Author and Time magazine conservative columnist Charles Krauthammer said earlier this week the belief in global climate change is a mere "superstition" akin to the "rain dance of Native Americans."
Talking Points Memo reported on Krauthammer's Tuesday appearance on the Fox News program "Special Report," in which he said, "It's always a result of what is ultimately what we're talking about here, human sin with pollution of carbon. It's the oldest superstition around. It was in the Old Testament, it's in the rain dance of Native Americans -- if you sin, the skies will not cooperate."
The right-leaning pundit also attempted to cast doubt on Tuesday's White House report stating that catastrophic climate change is already underway it the U.S. by claiming that scientists don't really know yet if the phenomenon is real or not.

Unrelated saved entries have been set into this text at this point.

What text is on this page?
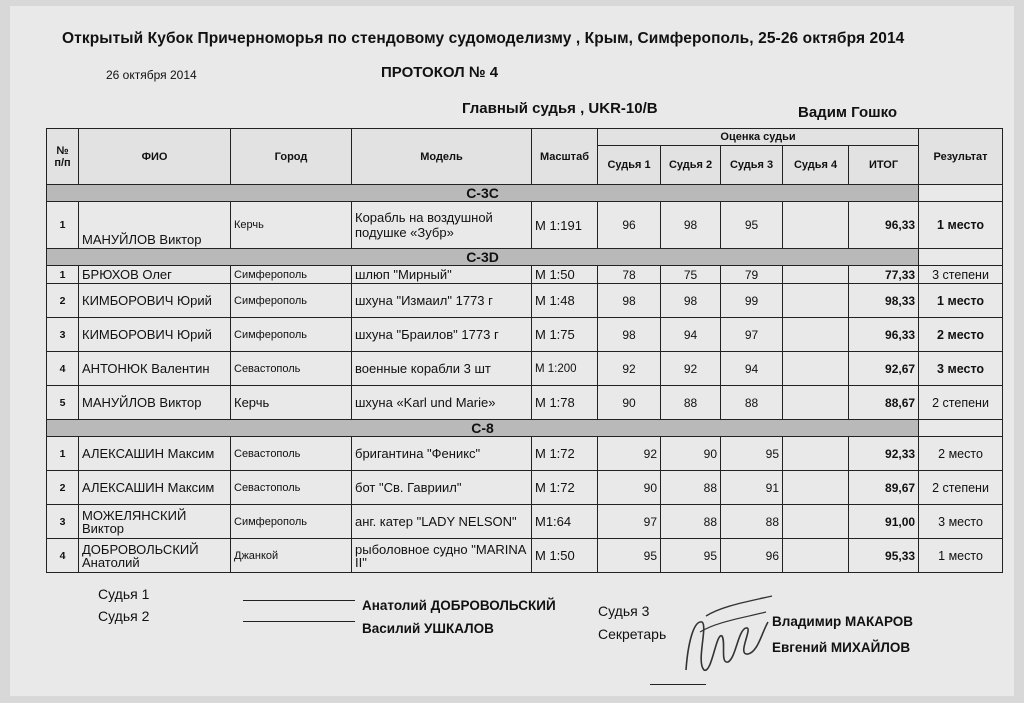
Открытый Кубок Причерноморья по стендовому судомоделизму , Крым, Симферополь, 25-26 октября 2014
26 октября 2014	ПРОТОКОЛ № 4
Главный судья , UKR-10/B	Вадим Гошко
№ п/п	ФИО	Город	Модель	Масштаб	Оценка судьи					Результат
					Судья 1	Судья 2	Судья 3	Судья 4	ИТОГ	
C-3C										
1	МАНУЙЛОВ Виктор	Керчь	Корабль на воздушной подушке «Зубр»	М 1:191	96	98	95		96,33	1 место
C-3D										
1	БРЮХОВ Олег	Симферополь	шлюп "Мирный"	М 1:50	78	75	79		77,33	3 степени
2	КИМБОРОВИЧ Юрий	Симферополь	шхуна "Измаил" 1773 г	М 1:48	98	98	99		98,33	1 место
3	КИМБОРОВИЧ Юрий	Симферополь	шхуна "Браилов" 1773 г	М 1:75	98	94	97		96,33	2 место
4	АНТОНЮК Валентин	Севастополь	военные корабли 3 шт	М 1:200	92	92	94		92,67	3 место
5	МАНУЙЛОВ Виктор	Керчь	шхуна «Karl und Marie»	М 1:78	90	88	88		88,67	2 степени
C-8										
1	АЛЕКСАШИН Максим	Севастополь	бригантина "Феникс"	М 1:72	92	90	95		92,33	2 место
2	АЛЕКСАШИН Максим	Севастополь	бот "Св. Гавриил"	М 1:72	90	88	91		89,67	2 степени
3	МОЖЕЛЯНСКИЙ Виктор	Симферополь	анг. катер "LADY NELSON"	М1:64	97	88	88		91,00	3 место
4	ДОБРОВОЛЬСКИЙ Анатолий	Джанкой	рыболовное судно "MARINA II"	М 1:50	95	95	96		95,33	1 место
Судья 1
Анатолий ДОБРОВОЛЬСКИЙ
Судья 2
Василий УШКАЛОВ
Судья 3
Владимир МАКАРОВ
Секретарь
Евгений МИХАЙЛОВ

"Ninety-nine percent of physicists were convinced that space and time are fixed, until Einstein working in a patent office wrote a paper in which he showed that they are not," Krauthammer said. "I'm not impressed by numbers, I'm not impressed by consensus."
According to research by NASA, 97 percent of climate scientists agree that the climate is steadily warming and that the pattern is due to human activities that increase the amount of greenhouse gases in the atmosphere.
Krauthammer then resorted to a popular conservative canard, the conflation of weather and climate. Because the weather is unpredictable, he said, all of the charts and graphs and evidence that points to global climate change can't be used as predictive models.
"Because in the case of climate," he said, "the models are changeable and because climate is so complicated, the idea that we who have trouble forecasting what's going to happen on Saturday in the climate could pretend to be predicting what could happen in 30, 40 years is absurd."